Ellen Rontal has been volunteering with The Chicago Help Initiative for the past 10 years. An artist by training, she has been creating powerful and moving portraits of some of the people who are guests at our Wednesday meals. Scroll down to see more of her work. As Ellen explains:
“My husband and I moved to Chicago from Detroit 10 years ago so we could be closer to our daughter, son-in-law and two grandchildren. After living in the suburbs for 32 years, moving to downtown Chicago opened up a new world of big city life to me. The opportunity to get involved in the community became my priority, especially with the underprivileged sector of our society. I was introduced to The Chicago Help Initiative by my friend Judy Magill shortly after arriving.
“Volunteering with CHI has enriched my life in so many ways, mainly through the people I’ve met, my fellow volunteers and the people we serve. While working in the kitchen and giving out meals, I developed relationships with the men and women who come for dinner. In the process I realized the powerful effect of the lonesomeness of poverty. This feeling created an idea to show others through art that these ‘faceless people,’ who are ignored on the streets, are individual, important human beings.

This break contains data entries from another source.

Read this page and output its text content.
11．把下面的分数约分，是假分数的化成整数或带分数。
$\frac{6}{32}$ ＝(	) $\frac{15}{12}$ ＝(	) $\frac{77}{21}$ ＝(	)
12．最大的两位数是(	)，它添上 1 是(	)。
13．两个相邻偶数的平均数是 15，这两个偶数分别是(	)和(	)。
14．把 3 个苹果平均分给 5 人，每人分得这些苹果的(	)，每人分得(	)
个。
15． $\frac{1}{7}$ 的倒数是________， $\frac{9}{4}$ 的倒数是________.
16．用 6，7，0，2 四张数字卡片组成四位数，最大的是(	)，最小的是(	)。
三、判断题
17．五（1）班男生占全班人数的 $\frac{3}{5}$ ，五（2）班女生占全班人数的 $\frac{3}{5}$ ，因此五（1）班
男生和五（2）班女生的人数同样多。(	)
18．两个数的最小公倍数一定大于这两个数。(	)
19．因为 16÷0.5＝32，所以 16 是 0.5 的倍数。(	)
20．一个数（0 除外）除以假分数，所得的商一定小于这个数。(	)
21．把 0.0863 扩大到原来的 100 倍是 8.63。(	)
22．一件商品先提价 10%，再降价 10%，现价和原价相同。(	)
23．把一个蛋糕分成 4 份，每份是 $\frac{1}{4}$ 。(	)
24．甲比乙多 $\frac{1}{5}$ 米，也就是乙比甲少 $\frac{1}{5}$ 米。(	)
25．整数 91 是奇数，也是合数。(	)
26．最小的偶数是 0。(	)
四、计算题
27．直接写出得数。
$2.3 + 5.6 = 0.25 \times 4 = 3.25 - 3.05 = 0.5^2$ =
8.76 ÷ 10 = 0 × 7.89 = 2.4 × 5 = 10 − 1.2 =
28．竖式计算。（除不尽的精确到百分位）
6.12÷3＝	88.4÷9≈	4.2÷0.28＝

“For me, this was a natural project for me to undertake. I have always been an artist, graduating the University of Michigan with a Bachelor of Fine Arts in painting, working in commercial art, starting a greeting card company, and owning a Native American art gallery in Detroit for 15 years.
“Through my pencil portraits, I want to focus on giving these homeless individuals a name and identity. In using pencil, I am able to use the nuance of line and shadow to gather an authenticity of emotion and personality.
“My goal is to exhibit the drawings as a body of work to personalize a seminar addressing the ramifications of homelessness.”